BMW says hatchback engine defect now fixed
28 July 2004, MUNICH - BMW said it had fixed a problem that could make the engine die in hundreds of test-drive 1-Series hatchbacks and was back on track to launch the motor manufacturer's smallest BMW-badge car in Germany on 18 September.
28 July 2004
MUNICH - BMW said it had fixed a problem that could make the engine die in hundreds of test-drive 1-Series hatchbacks and was back on track to launch the motor manufacturer's smallest BMW-badge car in Germany on 18 September.
Confirming a report in the German magazine Focus-Money, the spokesman said about 300 vehicles had suffered problems in a computer that controls the engine and could have stalled. BMW has supplied the cars to road testers before the official German launch.

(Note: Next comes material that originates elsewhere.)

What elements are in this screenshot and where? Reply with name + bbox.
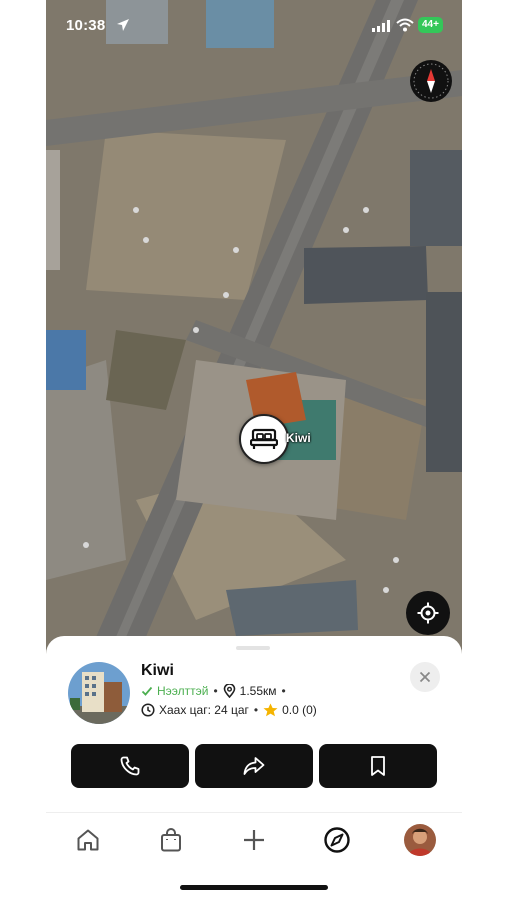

The rear-wheel-drive 1-Series is a direct competitor to the Audi A3 and is aimed at first-time buyers who want a car with a sporty image, but want to pay less than for the 3, 5 or 7-Series.

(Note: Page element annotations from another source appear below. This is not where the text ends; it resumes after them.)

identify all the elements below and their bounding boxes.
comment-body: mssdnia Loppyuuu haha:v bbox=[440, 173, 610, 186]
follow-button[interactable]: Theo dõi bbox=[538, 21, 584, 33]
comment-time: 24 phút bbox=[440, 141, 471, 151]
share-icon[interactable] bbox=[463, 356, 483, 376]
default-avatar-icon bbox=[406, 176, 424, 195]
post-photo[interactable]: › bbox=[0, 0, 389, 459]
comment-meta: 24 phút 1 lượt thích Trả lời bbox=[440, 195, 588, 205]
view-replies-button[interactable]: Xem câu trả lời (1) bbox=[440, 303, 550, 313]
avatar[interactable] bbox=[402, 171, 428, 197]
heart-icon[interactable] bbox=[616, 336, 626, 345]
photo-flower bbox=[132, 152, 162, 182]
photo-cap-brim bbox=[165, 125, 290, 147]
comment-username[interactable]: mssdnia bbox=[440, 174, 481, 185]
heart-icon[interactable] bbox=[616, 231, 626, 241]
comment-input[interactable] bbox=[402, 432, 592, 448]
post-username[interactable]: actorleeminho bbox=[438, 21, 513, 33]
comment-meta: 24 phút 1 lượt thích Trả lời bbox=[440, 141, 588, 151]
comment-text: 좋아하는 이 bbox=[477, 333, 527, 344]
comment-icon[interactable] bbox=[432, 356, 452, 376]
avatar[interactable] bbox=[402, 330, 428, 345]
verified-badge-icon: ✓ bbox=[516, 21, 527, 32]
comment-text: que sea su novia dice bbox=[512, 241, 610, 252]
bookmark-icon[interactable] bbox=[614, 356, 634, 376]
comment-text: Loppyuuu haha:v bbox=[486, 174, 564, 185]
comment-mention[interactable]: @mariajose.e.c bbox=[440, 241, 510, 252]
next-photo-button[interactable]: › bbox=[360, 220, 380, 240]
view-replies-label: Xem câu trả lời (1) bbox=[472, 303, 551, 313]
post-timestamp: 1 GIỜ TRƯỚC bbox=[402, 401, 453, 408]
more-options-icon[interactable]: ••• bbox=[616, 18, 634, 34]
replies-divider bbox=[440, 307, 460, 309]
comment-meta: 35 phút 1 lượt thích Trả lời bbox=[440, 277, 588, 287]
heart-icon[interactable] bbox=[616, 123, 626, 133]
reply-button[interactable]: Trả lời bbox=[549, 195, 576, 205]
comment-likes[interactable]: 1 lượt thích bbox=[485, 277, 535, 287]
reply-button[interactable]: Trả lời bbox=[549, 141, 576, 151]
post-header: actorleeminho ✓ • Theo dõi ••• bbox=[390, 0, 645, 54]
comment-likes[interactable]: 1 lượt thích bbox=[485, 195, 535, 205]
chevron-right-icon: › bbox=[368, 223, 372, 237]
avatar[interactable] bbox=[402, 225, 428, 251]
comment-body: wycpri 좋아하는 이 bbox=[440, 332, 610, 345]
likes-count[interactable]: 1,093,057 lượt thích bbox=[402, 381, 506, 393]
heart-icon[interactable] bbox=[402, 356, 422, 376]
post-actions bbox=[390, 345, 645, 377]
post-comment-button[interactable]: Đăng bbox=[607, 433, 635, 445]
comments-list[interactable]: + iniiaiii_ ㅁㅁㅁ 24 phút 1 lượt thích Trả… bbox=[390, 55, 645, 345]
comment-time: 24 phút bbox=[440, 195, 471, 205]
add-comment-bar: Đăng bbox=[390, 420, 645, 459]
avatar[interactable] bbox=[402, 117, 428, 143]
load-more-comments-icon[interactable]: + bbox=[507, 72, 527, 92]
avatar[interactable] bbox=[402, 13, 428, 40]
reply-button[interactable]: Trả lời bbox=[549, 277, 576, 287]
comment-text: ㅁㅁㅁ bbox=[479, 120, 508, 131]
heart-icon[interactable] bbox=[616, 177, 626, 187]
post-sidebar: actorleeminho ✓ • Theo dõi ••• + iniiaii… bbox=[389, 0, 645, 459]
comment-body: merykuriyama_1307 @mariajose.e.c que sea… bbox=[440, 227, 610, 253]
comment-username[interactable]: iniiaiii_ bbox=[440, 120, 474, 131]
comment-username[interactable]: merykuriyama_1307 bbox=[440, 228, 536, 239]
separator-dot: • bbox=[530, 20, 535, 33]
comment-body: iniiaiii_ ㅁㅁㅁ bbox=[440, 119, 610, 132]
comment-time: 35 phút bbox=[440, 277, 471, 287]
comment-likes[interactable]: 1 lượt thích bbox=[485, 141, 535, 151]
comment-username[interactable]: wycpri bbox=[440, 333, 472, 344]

Focus-Money said BMW had quietly recalled all 116i-model cars that had been registered between 13 May and 12 June. BMW blamed the supplier of an electronic device that regulates the engine.

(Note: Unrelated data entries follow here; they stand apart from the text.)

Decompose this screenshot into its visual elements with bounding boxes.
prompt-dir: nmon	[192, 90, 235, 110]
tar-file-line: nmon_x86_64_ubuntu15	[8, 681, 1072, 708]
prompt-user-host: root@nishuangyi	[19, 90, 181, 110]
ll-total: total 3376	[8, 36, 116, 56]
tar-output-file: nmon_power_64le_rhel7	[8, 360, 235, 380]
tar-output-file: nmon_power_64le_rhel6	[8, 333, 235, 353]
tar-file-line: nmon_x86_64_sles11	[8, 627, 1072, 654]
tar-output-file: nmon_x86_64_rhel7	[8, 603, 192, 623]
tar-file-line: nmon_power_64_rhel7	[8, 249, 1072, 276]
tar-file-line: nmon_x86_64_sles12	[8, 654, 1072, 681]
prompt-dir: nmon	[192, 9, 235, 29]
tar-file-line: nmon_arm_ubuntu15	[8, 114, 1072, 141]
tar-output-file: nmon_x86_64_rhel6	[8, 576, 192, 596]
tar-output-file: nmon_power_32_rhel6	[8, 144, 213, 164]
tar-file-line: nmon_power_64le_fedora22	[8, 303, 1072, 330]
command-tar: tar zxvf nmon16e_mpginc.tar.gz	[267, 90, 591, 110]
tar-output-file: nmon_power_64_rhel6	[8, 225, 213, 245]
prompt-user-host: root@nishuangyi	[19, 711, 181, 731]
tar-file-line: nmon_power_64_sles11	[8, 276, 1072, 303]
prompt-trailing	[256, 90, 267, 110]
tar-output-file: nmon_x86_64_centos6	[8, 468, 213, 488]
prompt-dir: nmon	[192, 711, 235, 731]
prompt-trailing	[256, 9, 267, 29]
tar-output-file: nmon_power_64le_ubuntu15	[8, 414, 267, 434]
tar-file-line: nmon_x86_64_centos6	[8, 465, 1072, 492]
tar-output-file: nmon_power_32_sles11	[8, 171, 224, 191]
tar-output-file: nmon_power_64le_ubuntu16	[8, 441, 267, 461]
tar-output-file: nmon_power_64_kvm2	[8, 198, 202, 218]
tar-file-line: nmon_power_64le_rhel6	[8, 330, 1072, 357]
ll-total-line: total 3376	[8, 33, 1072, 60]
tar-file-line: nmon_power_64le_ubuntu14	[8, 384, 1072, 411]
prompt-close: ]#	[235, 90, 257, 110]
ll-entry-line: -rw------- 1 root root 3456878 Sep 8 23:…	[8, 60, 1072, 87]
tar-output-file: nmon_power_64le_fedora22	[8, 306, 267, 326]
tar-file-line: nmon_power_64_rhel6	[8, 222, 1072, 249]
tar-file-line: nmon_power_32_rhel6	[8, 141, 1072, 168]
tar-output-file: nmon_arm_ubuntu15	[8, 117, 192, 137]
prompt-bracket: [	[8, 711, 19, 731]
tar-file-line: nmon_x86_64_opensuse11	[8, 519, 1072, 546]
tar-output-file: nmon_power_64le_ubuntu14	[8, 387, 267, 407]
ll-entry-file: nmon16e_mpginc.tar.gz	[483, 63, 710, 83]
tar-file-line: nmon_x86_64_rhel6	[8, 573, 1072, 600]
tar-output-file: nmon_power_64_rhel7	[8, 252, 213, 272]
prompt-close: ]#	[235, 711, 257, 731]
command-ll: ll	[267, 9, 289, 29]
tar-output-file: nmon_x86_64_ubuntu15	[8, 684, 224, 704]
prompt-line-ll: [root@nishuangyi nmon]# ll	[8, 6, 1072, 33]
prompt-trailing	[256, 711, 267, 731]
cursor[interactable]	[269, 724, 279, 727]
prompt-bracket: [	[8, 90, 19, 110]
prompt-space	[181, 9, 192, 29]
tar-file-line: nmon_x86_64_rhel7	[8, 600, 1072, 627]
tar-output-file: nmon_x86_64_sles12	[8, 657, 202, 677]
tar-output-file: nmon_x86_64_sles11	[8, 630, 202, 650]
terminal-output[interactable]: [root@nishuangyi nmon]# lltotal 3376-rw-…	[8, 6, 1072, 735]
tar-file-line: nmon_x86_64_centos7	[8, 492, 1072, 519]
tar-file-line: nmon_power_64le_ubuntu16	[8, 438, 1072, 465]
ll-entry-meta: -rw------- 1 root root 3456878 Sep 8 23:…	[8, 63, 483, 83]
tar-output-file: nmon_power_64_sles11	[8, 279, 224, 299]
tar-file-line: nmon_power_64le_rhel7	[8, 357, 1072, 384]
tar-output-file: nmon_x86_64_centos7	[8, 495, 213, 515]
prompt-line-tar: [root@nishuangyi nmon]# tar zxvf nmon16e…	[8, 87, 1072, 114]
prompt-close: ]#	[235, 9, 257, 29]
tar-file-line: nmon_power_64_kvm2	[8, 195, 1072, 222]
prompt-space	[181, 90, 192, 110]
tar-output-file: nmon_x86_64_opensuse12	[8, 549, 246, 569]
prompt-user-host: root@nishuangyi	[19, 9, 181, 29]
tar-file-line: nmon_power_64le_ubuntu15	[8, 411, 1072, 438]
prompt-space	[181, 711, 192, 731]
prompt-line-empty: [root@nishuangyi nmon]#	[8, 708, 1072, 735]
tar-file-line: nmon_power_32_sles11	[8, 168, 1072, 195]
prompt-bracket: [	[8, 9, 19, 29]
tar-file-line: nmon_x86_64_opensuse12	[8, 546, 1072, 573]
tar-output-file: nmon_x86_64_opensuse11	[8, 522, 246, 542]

Focus-Money said there was a risk the engines would stall, which could lead to a serious accident since the power steering and power- assisted brakes would become suddenly heavy and some drivers would no longer be able to operate them.
BMW said no customers had been affected. All the vehicles involved were being test-driven by the company itself.
"We're expecting the launch to go very smoothly," said a spokesman for BMW in Munich.
The expansion to smaller cars is part of the German company's continuing move into the mass market on its own terms following its disastrous late 1990s investment in Rover. The 1 series is slightly larger than the New Mini, which is a separate, BMW-owned marque.